Yazıda, ağırlaştırılmış müebbet hapis cezasına hükümlü sayısının bin 17; 380’i erkek, 16’sı ise kadın olmak üzere, bin 17 kişinin 396’sının evli olduğu ifade edildi.
Cezaevlerinde 378 hükümlü, bin 606 tutuklu olmak üzere bin 984 çocuğun bulunduğu vurgulandı.
-Hayatını yalnız idame ettirememe erteleme nedeni-
Yakınlarının ölümü veya hastalığı nedeniyle hükümlü ve tutuklulara verilen izinlerde bu kişilerin nerede kalacağı hususuna açıklık getirildiği belirtildi.
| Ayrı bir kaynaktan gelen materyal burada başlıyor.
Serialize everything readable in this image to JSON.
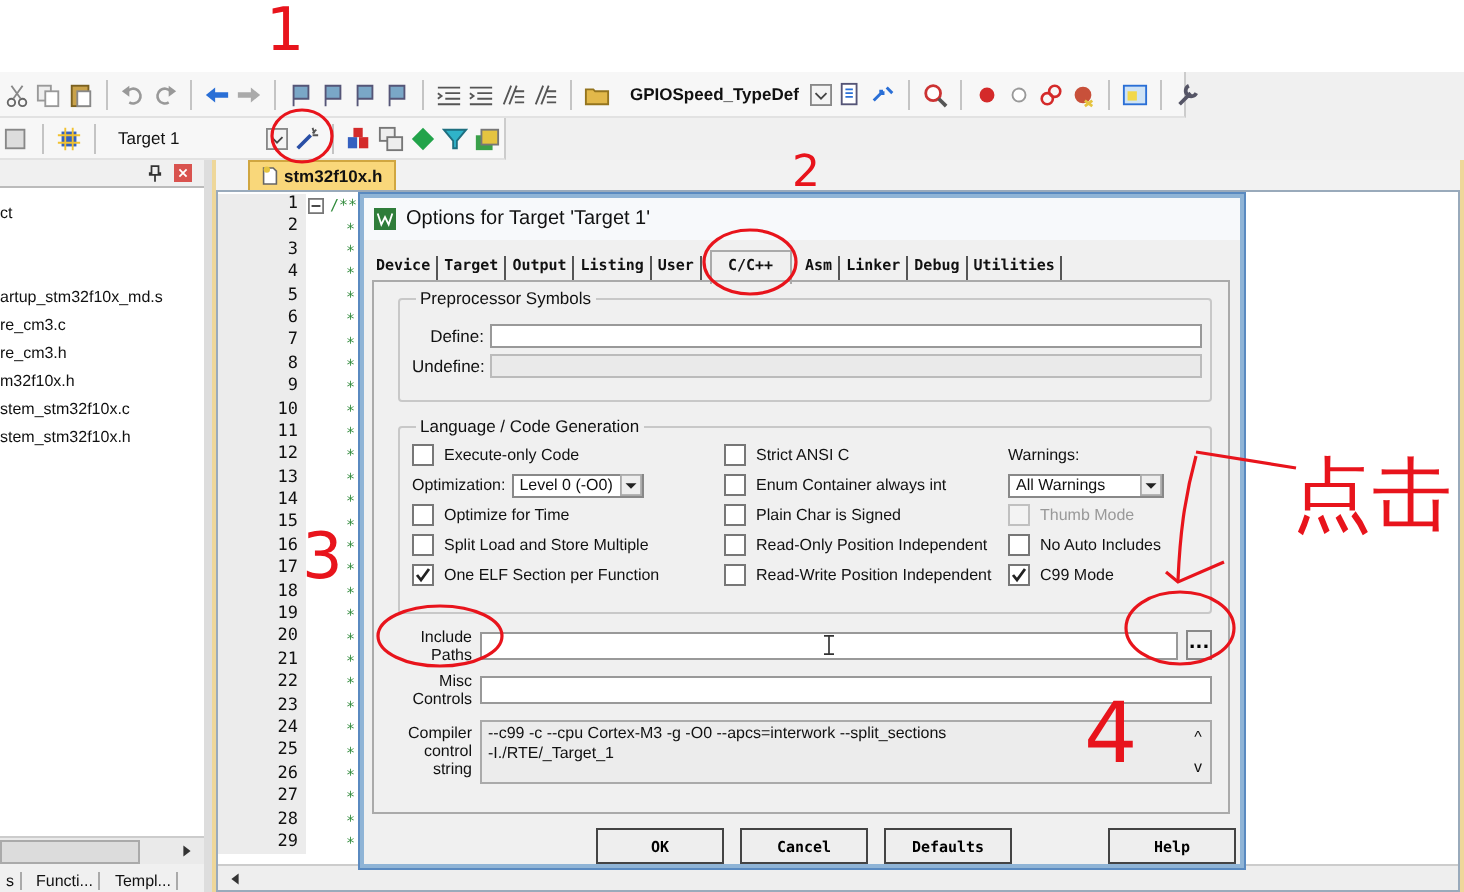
{
  "toolbar": {
    "symbol_combo": "GPIOSpeed_TypeDef"
  },
  "build_toolbar": {
    "target_combo": "Target 1"
  },
  "project_panel": {
    "items": [
      "ct",
      "artup_stm32f10x_md.s",
      "re_cm3.c",
      "re_cm3.h",
      "m32f10x.h",
      "stem_stm32f10x.c",
      "stem_stm32f10x.h"
    ],
    "tabs": [
      {
        "label": "s",
        "selected": false
      },
      {
        "label": "Functi...",
        "selected": false
      },
      {
        "label": "Templ...",
        "selected": false
      }
    ]
  },
  "editor": {
    "tab": "stm32f10x.h",
    "lines": [
      {
        "number": "1",
        "text": "/**"
      },
      {
        "number": "2",
        "text": "*"
      },
      {
        "number": "3",
        "text": "*"
      },
      {
        "number": "4",
        "text": "*"
      },
      {
        "number": "5",
        "text": "*"
      },
      {
        "number": "6",
        "text": "*"
      },
      {
        "number": "7",
        "text": "*"
      },
      {
        "number": "8",
        "text": "*"
      },
      {
        "number": "9",
        "text": "*"
      },
      {
        "number": "10",
        "text": "*"
      },
      {
        "number": "11",
        "text": "*"
      },
      {
        "number": "12",
        "text": "*"
      },
      {
        "number": "13",
        "text": "*"
      },
      {
        "number": "14",
        "text": "*"
      },
      {
        "number": "15",
        "text": "*"
      },
      {
        "number": "16",
        "text": "*"
      },
      {
        "number": "17",
        "text": "*"
      },
      {
        "number": "18",
        "text": "*"
      },
      {
        "number": "19",
        "text": "*"
      },
      {
        "number": "20",
        "text": "*"
      },
      {
        "number": "21",
        "text": "*"
      },
      {
        "number": "22",
        "text": "*"
      },
      {
        "number": "23",
        "text": "*"
      },
      {
        "number": "24",
        "text": "*"
      },
      {
        "number": "25",
        "text": "*"
      },
      {
        "number": "26",
        "text": "*"
      },
      {
        "number": "27",
        "text": "*"
      },
      {
        "number": "28",
        "text": "*"
      },
      {
        "number": "29",
        "text": "*"
      }
    ]
  },
  "dialog": {
    "title": "Options for Target 'Target 1'",
    "tabs": [
      {
        "label": "Device",
        "selected": false
      },
      {
        "label": "Target",
        "selected": false
      },
      {
        "label": "Output",
        "selected": false
      },
      {
        "label": "Listing",
        "selected": false
      },
      {
        "label": "User",
        "selected": false
      },
      {
        "label": "C/C++",
        "selected": true
      },
      {
        "label": "Asm",
        "selected": false
      },
      {
        "label": "Linker",
        "selected": false
      },
      {
        "label": "Debug",
        "selected": false
      },
      {
        "label": "Utilities",
        "selected": false
      }
    ],
    "preprocessor": {
      "title": "Preprocessor Symbols",
      "fields": [
        {
          "label": "Define:",
          "disabled": false
        },
        {
          "label": "Undefine:",
          "disabled": true
        }
      ]
    },
    "language": {
      "title": "Language / Code Generation",
      "columns": [
        [
          {
            "kind": "checkbox",
            "label": "Execute-only Code",
            "checked": false,
            "disabled": false
          },
          {
            "kind": "select",
            "label": "Optimization:",
            "value": "Level 0 (-O0)"
          },
          {
            "kind": "checkbox",
            "label": "Optimize for Time",
            "checked": false,
            "disabled": false
          },
          {
            "kind": "checkbox",
            "label": "Split Load and Store Multiple",
            "checked": false,
            "disabled": false
          },
          {
            "kind": "checkbox",
            "label": "One ELF Section per Function",
            "checked": true,
            "disabled": false
          }
        ],
        [
          {
            "kind": "checkbox",
            "label": "Strict ANSI C",
            "checked": false,
            "disabled": false
          },
          {
            "kind": "checkbox",
            "label": "Enum Container always int",
            "checked": false,
            "disabled": false
          },
          {
            "kind": "checkbox",
            "label": "Plain Char is Signed",
            "checked": false,
            "disabled": false
          },
          {
            "kind": "checkbox",
            "label": "Read-Only Position Independent",
            "checked": false,
            "disabled": false
          },
          {
            "kind": "checkbox",
            "label": "Read-Write Position Independent",
            "checked": false,
            "disabled": false
          }
        ],
        [
          {
            "kind": "caption",
            "label": "Warnings:"
          },
          {
            "kind": "select",
            "value": "All Warnings"
          },
          {
            "kind": "checkbox",
            "label": "Thumb Mode",
            "checked": false,
            "disabled": true
          },
          {
            "kind": "checkbox",
            "label": "No Auto Includes",
            "checked": false,
            "disabled": false
          },
          {
            "kind": "checkbox",
            "label": "C99 Mode",
            "checked": true,
            "disabled": false
          }
        ]
      ]
    },
    "include_paths": {
      "label": "Include Paths",
      "browse": "..."
    },
    "misc_controls": {
      "label": "Misc Controls"
    },
    "compiler_string": {
      "label": "Compiler control string",
      "lines": [
        "--c99 -c --cpu Cortex-M3 -g -O0 --apcs=interwork --split_sections",
        "-I./RTE/_Target_1"
      ],
      "scroll_up": "^",
      "scroll_down": "v"
    },
    "buttons": [
      "OK",
      "Cancel",
      "Defaults",
      "Help"
    ]
  },
  "annotations": [
    "1",
    "2",
    "3",
    "4",
    "点击"
  ]
}
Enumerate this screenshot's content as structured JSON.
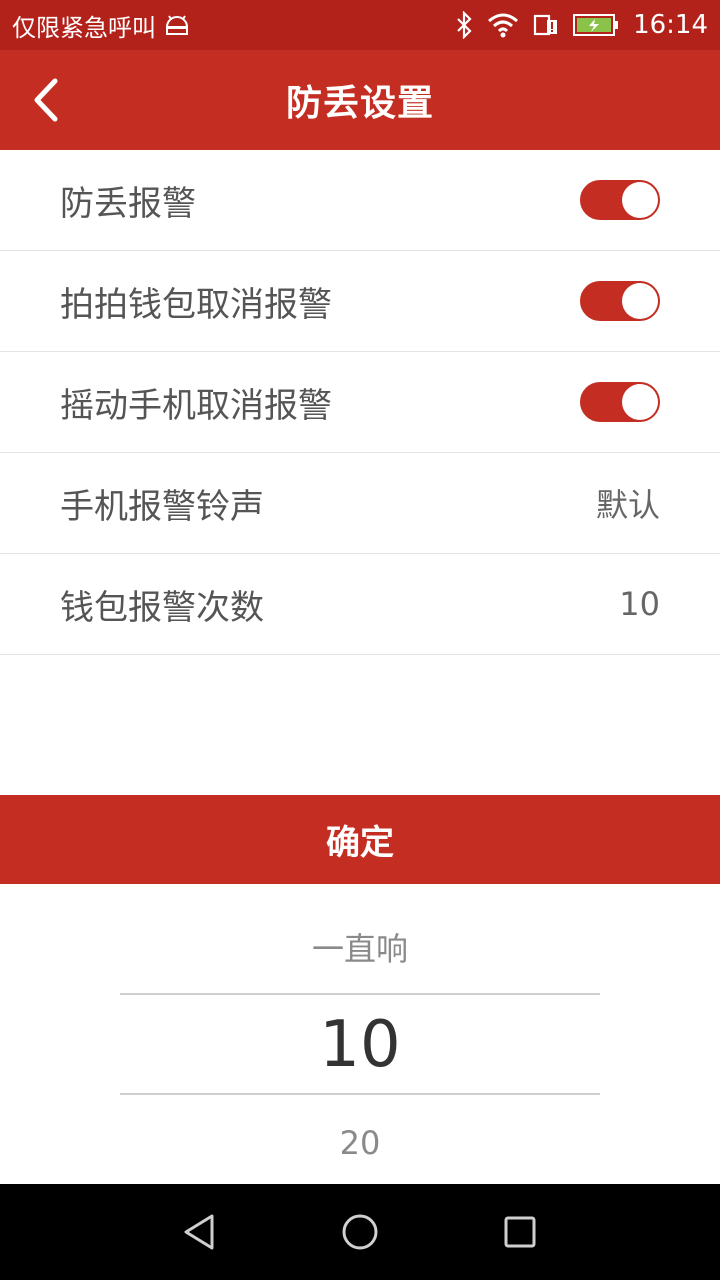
{
  "status_bar": {
    "carrier_text": "仅限紧急呼叫",
    "time": "16:14"
  },
  "header": {
    "title": "防丢设置",
    "back_icon": "chevron-left-icon"
  },
  "settings": [
    {
      "label": "防丢报警",
      "type": "toggle",
      "on": true
    },
    {
      "label": "拍拍钱包取消报警",
      "type": "toggle",
      "on": true
    },
    {
      "label": "摇动手机取消报警",
      "type": "toggle",
      "on": true
    },
    {
      "label": "手机报警铃声",
      "type": "value",
      "value": "默认"
    },
    {
      "label": "钱包报警次数",
      "type": "value",
      "value": "10"
    }
  ],
  "confirm_label": "确定",
  "picker": {
    "prev": "一直响",
    "selected": "10",
    "next": "20"
  },
  "colors": {
    "primary": "#c42e22",
    "status_bar": "#b3221a",
    "nav_bar": "#000000"
  }
}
Hükümlü veya tutuklunun; evinde, ikinci derece dahil kan kayım hısımlarının evinde, güvenli görülen başka bir yerde veya cezavinde kalabileceği kaydedilen yazıda, ikinci derece dahil kan ve kayın hısımları şöyle sıralandı: ”Çocukları, annesi, babası, eşinin annesi ve babası, kardeşleri, torunları, büyükannesi, büyükbabası, eşinin kardeşleri (kayınbirader, baldız, görümce) eşinin büyükannesi ve büyükbabası, gelini ve damadı.” İnfazın ertelenmesindeki, ”mahkumun hastalığının hayatı için kesin bir tehlike teşkil etmesi şartının”, ”ağır bir hastalık veya sakatlık nedeniyle hayatını yalnız idame ettirememe” şeklinde değiştirildiği ifade edilen yazıda, erteleme için, hükümlünün toplum güvenliği bakımından tehlike oluşturmayacağı değerlendirmesinin yapılması gerektiğine işaret edildi.
Cezaevlerinde ağır hastalığı veya sakatlığı bulunan 310 hükümlünün bulunduğu bildirildi.
Hükümlünün isteğiyle cezanın ertelenmesinin kapsamının genişletildiği belirtilen yazıda, ”Mevcut düzenlemede sadece 3 yıl ve daha az süreli hapis cezaları için öngörülen erteleme, kasten işlenen suçlardan 3 yıl, taksirle işlenen suçlardan ise 5 yıl ve daha az süreli hapis cezaları bakımından düzenlenmektedir. 6 aylık erteleme süresi ise 2 yıla çıkarılmaktadır” denildi.
Erteleme imkanından; terör suçlarından, örgüt faaliyeti çerçevesinde işlenen suçlardan cinsel dokunulmazlığa karşı işlenen suçlardan mahkum olanların faydalanamayacağı bildirildi.
-Ailenin ticari faaliyetleri-
Yazıda, 6 ayı geçmeyen sürelerle infaza ara verilebilmesi şartlarının arasına, ailenin ticari faaliyetlerinin yürütülebilmesinin olanaksız hale gelmesi de eklendiği kaydedildi.
Kasten işlenen suçlarda 3 yıl, taksirle işlenen suçlarda ise 5 yıldan az hapis cezalarının infazı için doğrudan yakalama emri çıkarılamayacağı ifade edilen yazıda, hükümlülerin kapalı cezavlerinden açık cezaevlerine nakillerinde, cezaevi görevlilerinin nezaret etmesi şartının kaldırıldığı vurgulandı.
Açık cezaevinde bulunanlardan bir kısmının cezalarının infazına denetimli serbestlik tedbiri altında devam edileceği dile getirilen yazıda, ”Son 6 aydır açık cezaevinde bulunan, koşullu salıverilmelerine 1 yıldan az süre kalan ve iyi halli olanlar, cezalarının denetimli serbestlik tedbiri uygulanmak suretiyle dışarıda infazına karar verilebilecek” denildi.
Yazıda, ”açık cezavinde cezasının son 6 ayını kesintisiz olarak geçirmek” koşulunun 31 Aralık 2015 tarihine kadar uygulanmayacağı kaydedilerek, bu değişiklikle, yaklaşık 12 bin hükümlünün açık cezaevlerinden denetimli serbestliğe ayrılmasının söz konusu olacağı belirtildi.